Two years after a devastating currency crisis that brought on a recession and spurred an exodus of foreign investment, the lira was close to halving in value from the beginning of 2018.
As the currency blew through records against both the dollar and euro, Turks worried about diminished earning and spending power, and lower standards of living in a country accustomed to free trade and travel.
“It’s hitting people in every sense,” said Hasmet, 35, a software developer in the western city of Izmir.
“Without finding balance between income and costs, without the means and education to develop yourself constantly, you will end up living and retiring with average or lower standards.”
The lira fell as much as 3.5 percent to a historic low of 7.31 against the dollar before trading at 7.267 at 14.42 GMT.
Among the worst emerging-market performers this year, it has lost 18 percent despite the dollar’s weakness in recent weeks.
As Istanbul’s main share index dropped as much as 4.8 percent, the currency also touched a record of 8.6370 versus the euro and has shed 13 percent since the start of June against that currency.
Non-commodity imports are often euro-denominated, raising an inflation risk for Turkey after a year of aggressive interest rate cuts that drove real interest rates deeply negative.
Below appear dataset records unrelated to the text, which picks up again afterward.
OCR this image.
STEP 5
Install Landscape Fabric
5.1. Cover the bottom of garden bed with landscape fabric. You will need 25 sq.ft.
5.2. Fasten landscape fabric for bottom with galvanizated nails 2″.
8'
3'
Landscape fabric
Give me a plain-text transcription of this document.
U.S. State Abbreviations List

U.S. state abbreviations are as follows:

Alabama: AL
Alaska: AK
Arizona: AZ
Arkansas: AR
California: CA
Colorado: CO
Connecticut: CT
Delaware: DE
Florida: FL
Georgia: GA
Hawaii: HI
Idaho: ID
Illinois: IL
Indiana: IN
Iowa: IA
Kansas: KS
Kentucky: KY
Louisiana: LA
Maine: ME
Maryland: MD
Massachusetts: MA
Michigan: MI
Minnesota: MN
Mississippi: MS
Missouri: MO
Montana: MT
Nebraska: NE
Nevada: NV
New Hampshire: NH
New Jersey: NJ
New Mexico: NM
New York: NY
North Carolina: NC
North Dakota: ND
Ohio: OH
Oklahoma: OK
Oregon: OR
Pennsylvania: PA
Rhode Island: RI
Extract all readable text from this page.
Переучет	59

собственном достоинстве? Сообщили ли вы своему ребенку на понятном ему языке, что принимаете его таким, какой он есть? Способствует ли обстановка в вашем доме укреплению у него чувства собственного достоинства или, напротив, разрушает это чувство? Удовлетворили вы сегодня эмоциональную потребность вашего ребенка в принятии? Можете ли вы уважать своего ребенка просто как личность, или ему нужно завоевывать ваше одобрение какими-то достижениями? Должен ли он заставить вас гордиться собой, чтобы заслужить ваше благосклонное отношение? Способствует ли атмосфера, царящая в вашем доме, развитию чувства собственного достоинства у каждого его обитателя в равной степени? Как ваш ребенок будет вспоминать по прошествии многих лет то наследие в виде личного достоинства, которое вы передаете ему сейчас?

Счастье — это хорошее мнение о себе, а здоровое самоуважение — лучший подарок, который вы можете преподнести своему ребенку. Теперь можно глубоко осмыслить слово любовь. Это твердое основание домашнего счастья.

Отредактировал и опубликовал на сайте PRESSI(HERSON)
The policy rate is 8.25 percent, while annual inflation is 11.8 percent.
Interest rate hike?
Money market traders raised bets the central bank would soon increase rates despite what is seen as pressure from President Tayyip Erdogan for cheap credit.
“We are a country that, politically, does not like interest rates so we do not anticipate a rate hike unless there is no other option,” said a treasury department official at one bank.
Raising the stakes, data and the calculations of traders show that the central bank and state banks have sold some $110bn since last year, including an acceleration in recent weeks, to stabilise the lira.
Some analysts say such interventions could lose steam as the central bank’s reserves continue to run thin, prompting further lira depreciation and a ballooning current account deficit.
Ankara’s search for foreign funding has had only limited success with a swap-line deal with Qatar.
“The selloff is far from over and is clear evidence that the strategy based on offsetting low interest rates with costly FX interventions is falling apart,” said Piotr Matys, senior strategist at Rabobank.
The central bank “has to seriously consider a rate hike to prevent a full-scale currency crisis”.
Implied volatility gauges climbed and the one-week measure hit a three-month high, while sovereign dollar bonds extended losses on Thursday.